Pour écrire ce livre, quelques cinquante ans après la mort du Che, la romancière s’est naturellement appuyée sur la mémoire des survivants de cette aventure pas comme les autres, et sur le témoignage du Régis Debray homme politique français qui, lui, a suivi en 1965 Guevara en Bolivie et a théorisé la guérilla de l’ENL dans un livre intitulé

Révolution dans la Révolution  et dont les textes étaient lus par les révolutionnaires. Régis Debré articule, en quelque sorte, les récits des révolutionnaires et le temps présent de la même manière que la romancière, qui est née pendant cette période et qui, bébé, a  voyagé sur le bateau du retour des dits révolutionnaires.

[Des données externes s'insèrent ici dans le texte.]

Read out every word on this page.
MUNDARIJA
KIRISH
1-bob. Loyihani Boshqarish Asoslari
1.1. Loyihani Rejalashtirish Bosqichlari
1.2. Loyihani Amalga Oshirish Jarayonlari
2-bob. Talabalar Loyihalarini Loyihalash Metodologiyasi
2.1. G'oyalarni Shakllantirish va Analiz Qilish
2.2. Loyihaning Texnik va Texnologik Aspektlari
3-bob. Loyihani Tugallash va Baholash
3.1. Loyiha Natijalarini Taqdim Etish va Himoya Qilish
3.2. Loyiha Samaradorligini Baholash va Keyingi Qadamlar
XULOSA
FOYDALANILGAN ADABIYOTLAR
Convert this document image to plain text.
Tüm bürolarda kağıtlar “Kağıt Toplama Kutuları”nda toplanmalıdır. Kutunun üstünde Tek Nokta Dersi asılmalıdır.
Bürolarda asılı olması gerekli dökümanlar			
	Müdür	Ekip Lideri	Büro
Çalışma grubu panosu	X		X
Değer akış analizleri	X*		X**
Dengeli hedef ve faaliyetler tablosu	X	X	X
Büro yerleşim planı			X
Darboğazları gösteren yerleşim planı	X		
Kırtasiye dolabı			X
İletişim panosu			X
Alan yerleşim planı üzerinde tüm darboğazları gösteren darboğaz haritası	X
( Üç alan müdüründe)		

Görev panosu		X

En faisant appel à la mémoire vive et en glanant les souvenirs de ses parents et de deux autres survivants témoins directs, Laura  Alcoba a pu constater que tous les souvenirs  étaient contradictoires. Et bien  qu’elle s’est trouvée face à des mémoires floues, pleines de doutes et de lacunes, elle a, néanmoins,  accompli un travail fastidieux en mêlant les points de vue sans jamais juger ni analyser. L’ensemble demeure bien proche de la vérité et de la réalité historiques. Il semble évident que la difficulté  de démêler le vrai du faux ne peut être que grande d’autant que cette génération de révolutionnaires  cultivait le culte du secret d’où le changement, d’ailleurs, de l’identité dans le cadre de la révolution. Ce qui est important aux yeux de la romancière: «C’est qu’à la Havane, mes parents ont fait leur expérience de révolution. Qu’ils y ont eu des déceptions nombreuses, des espoirs vains. Des visions peut-être.»

La romancière réussit à reproduire l’atmosphère de Cuba et les discours de Fidel Castro . De même, elle parvient à dépeindre avec justesse les angoisses, la solitude la honte, la soumission et surtout l’appréhension des jeunes apprentis révolutionnaires et les conditions de vie misérable. Elle souligne avec exactitude l’inadaptation et la difficulté de ces jeunes gens de se conformer à la difficulté militaire . Elle restitue à travers Soledad et les autres révolutionnaires femmes, laissées à côté de là où il faut , en dehors de l’initiation militaire,  les contradictions entre l’idéal communiste et les préjugés sexistes.

Dans leur course après l’idéal, pendant les dix-huit mois passés à la Havane , ces jeunes  personnes parties inexpérimentées, mais avec des convictions puissantes et un espoir incommensurable, ont beaucoup évolué. Elles ont acquis des expériences tant humaines que militaires et ont gagné en maturité. En écrivant ce livre tant captivant , Laura Alcoba rend hommage à ces combattants déchus et leur redonne une dignité perdue. Au delà du témoignage, la romancière nous décrit grâce à une écriture poétique, épurée au possible avec des souvenirs quasi flottants, une jeunesse latino-américaine assoiffée d’idéal, qui a osé déployer ses ailes et laisser libre cours à son existence.